Die von Dow Jones Newswires befragten Volkswirte hatten einen Rückgang um 1,5 Prozent prognostiziert. Den kräftigen Anstieg von 4,9 Prozent im Oktober revidierte Destatis auf 5,0 Prozent. Gegenüber dem Vorjahresmonat lag der Auftragseingang im November um 4,1 Prozent höher. Für den Oktober wurde eine Stagnation ausgewiesen.

Während die Bestellungen von Investitionsgütern im November um 4,8 Prozent gegenüber dem Vormonat abnahmen, legten die Aufträge für Vorleistungsgüter um 0,5 Prozent und jene für Konsumgüter um 1,5 Prozent zu. Die Nachfrage sowohl aus dem Inland als auch aus dem Ausland sank ähnlich stark, nämlich um 2,8 Prozent beziehungsweise um 2,3 Prozent.

"Der Trend der Bestellungen ist deutlich aufwärtsgerichtet", erklärte das Bundeswirtschaftsministerium (BMWi). Im Zweimonatsvergleich Oktober und November gegenüber August und September ergab sich ein Anstieg der Auftragseingänge um 3,5 Prozent. Die Nachfrageimpulse kamen aus dem Inland (plus 3,7 Prozent) und auch aus dem Ausland außerhalb des Euroraums (plus 6,4 Prozent). Die Nachfrage aus dem Euroraum blieb im Zweimonatsvergleich dagegen leicht negativ (minus 1,3 Prozent).

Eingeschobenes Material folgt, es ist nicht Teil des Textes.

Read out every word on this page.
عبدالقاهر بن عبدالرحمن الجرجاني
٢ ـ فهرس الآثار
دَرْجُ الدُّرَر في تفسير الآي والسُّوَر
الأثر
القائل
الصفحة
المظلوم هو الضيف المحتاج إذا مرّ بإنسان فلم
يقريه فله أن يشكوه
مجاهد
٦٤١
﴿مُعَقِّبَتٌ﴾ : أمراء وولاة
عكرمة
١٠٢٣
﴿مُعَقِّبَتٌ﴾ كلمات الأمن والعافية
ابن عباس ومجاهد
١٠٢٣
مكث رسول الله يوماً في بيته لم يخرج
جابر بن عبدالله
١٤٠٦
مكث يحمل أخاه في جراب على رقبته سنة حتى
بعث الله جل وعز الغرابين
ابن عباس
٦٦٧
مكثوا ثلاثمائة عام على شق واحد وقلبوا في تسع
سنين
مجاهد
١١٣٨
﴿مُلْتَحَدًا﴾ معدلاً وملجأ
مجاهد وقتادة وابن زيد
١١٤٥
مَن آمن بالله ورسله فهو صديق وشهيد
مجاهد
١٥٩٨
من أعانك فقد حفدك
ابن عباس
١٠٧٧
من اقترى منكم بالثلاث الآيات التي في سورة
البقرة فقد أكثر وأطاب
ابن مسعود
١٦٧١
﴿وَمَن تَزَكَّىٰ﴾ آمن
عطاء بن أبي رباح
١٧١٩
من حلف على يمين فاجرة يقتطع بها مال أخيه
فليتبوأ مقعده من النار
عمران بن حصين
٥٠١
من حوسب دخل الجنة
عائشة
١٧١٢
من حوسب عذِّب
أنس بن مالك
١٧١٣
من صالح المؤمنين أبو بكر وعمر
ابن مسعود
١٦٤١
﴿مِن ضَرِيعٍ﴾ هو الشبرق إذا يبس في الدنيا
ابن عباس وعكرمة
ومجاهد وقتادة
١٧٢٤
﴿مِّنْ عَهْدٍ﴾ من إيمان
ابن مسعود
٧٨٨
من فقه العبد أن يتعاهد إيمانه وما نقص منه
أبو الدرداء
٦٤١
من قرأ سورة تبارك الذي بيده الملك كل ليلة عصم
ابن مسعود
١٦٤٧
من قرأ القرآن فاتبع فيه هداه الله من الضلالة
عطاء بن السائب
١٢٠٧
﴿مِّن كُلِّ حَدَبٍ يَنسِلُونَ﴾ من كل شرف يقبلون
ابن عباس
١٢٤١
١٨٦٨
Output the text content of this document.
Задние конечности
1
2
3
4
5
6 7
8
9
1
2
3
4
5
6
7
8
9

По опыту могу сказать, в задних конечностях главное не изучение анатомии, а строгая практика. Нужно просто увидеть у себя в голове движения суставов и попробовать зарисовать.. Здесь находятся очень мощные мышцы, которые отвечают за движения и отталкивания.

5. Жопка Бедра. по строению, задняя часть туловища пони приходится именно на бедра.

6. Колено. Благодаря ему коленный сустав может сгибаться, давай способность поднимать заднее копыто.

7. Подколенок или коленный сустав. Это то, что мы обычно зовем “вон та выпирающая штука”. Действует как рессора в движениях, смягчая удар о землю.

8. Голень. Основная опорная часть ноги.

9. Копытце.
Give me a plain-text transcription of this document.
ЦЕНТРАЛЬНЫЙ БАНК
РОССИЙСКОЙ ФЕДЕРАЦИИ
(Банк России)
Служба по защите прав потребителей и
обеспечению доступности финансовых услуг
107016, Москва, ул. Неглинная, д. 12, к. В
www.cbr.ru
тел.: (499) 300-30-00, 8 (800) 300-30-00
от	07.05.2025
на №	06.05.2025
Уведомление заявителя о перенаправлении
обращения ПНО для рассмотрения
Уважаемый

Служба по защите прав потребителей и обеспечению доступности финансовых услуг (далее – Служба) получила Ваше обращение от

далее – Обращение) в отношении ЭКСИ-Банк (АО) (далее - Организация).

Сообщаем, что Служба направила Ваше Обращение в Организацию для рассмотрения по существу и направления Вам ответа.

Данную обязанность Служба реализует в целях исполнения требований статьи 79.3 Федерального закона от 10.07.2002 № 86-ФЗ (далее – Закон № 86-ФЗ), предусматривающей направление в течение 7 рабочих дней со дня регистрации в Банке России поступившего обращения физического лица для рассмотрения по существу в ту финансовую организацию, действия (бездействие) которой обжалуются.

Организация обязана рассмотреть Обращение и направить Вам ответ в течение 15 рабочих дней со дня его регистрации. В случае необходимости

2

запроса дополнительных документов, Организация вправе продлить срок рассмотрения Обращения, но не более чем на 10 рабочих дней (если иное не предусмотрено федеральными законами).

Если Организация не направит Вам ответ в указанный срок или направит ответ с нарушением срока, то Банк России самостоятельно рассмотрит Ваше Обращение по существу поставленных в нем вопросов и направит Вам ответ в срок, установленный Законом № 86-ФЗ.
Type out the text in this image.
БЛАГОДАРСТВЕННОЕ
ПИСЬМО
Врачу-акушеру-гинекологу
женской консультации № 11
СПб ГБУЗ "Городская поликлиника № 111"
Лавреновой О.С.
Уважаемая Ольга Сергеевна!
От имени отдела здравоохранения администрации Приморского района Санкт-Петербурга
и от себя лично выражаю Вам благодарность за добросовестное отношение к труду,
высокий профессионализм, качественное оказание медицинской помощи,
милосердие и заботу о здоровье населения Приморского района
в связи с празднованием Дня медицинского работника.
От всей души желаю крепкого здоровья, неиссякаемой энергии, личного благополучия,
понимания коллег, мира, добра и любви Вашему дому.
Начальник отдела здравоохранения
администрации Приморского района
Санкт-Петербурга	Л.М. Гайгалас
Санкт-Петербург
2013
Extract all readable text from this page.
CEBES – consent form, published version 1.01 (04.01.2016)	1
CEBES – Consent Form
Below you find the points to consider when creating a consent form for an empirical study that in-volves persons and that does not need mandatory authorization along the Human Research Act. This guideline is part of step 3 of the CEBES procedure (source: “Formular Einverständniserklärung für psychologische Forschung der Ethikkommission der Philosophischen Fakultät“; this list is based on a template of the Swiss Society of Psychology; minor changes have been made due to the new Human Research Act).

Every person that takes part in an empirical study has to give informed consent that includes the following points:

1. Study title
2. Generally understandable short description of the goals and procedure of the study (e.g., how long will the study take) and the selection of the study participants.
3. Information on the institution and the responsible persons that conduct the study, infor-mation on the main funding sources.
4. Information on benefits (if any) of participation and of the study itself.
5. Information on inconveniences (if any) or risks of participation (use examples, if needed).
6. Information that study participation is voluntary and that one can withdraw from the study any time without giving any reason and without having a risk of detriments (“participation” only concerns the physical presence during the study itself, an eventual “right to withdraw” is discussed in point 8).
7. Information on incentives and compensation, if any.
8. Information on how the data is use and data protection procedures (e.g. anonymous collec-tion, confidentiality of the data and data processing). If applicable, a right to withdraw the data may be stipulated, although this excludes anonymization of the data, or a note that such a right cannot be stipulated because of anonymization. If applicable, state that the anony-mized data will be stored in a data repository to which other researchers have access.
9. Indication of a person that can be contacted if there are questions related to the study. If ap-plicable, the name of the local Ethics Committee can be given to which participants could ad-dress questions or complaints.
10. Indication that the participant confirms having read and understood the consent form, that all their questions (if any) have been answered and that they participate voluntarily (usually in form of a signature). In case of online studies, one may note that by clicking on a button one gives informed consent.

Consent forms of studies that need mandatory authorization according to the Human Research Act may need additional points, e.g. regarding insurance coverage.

"Trotz des Rückgangs im November deuten die Ergebnisse auf eine sehr günstige Auftragsentwicklung im Jahresschlussquartal hin", kommentierte das Ministerium. "Die in der Tendenz deutlich anziehende Gesamtnachfrage spricht für eine Belebung der Industriekonjunktur im Winterhalbjahr."